Natural language processing applies different methods to extract patterns and build knowledge based from text data. N-grams is one of the language model, where we use previous N-1 (N being the size of your document/sentence),to predict the next word.

Along with sequence prediction, n-grams model is being used for spelling correction (as in Google search), language translation and text summarization.

#### Math behind n-grams¶

n-gram model is based on the idea of computing the probability of a sentence or sequence of words.

Mathematically,

P(W) = P(w1, w2, w3, .....)

If we need to predict the upcoming word/ sequence (w4),

P(w4|w1,w2,w3..)

Here, we need to calculate the probability of number of words; which can be represented
as joint probability and by using `Chain Rule`

.

Conditional probability can be written as:

P(B | A) = P(A,B) / P(A)

=> P(A,B) = P (B | A) * P(A)

If we include more variables:

P(A,B,C,D,E) = = P(A) P(B|A) P(C|A,B) P(D|A,B,C) P(E|A,B,C,D)
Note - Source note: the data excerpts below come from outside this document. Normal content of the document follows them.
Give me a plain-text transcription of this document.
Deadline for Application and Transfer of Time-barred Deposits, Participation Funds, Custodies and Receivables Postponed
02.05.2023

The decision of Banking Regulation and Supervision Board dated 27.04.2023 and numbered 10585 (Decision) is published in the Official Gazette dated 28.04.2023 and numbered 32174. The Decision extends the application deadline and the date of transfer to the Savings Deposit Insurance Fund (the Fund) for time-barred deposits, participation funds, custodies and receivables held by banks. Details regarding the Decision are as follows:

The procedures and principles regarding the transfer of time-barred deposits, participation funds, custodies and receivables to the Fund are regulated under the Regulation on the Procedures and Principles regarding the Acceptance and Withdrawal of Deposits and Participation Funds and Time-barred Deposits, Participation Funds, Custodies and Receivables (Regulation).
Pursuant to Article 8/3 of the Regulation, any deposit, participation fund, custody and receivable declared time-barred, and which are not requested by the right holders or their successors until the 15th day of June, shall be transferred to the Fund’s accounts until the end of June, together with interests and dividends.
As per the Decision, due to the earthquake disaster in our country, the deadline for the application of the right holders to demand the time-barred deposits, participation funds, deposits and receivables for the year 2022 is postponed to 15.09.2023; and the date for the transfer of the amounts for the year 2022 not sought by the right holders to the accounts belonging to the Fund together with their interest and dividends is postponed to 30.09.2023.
Therefore, we use `Chain Rule`

to compute join probability for the words in a sentence.

#### Example¶

Let us take a sentence : "I like green salad"

P( I like green salad ) = P (I) P( like | I) P( green|I like) P( salad|I like green)

So, we can estimate the probability by using simple counting method as follows:

```
P (I) = count('I') / total # of words
P(like | I ) = count ('I like') / count('I')
P(green | I like) = count('I like green') / count ('I like')
P(salad | I like green) = count('I like green salad') / count('I like green')
```

But the problem here is that we do not have large corpus to address this kind of estimate.

#### Bigram Model¶

In order to solve the above problem, we take an approximation; i.e the probability of next word depends only on last word (Markov Assumption)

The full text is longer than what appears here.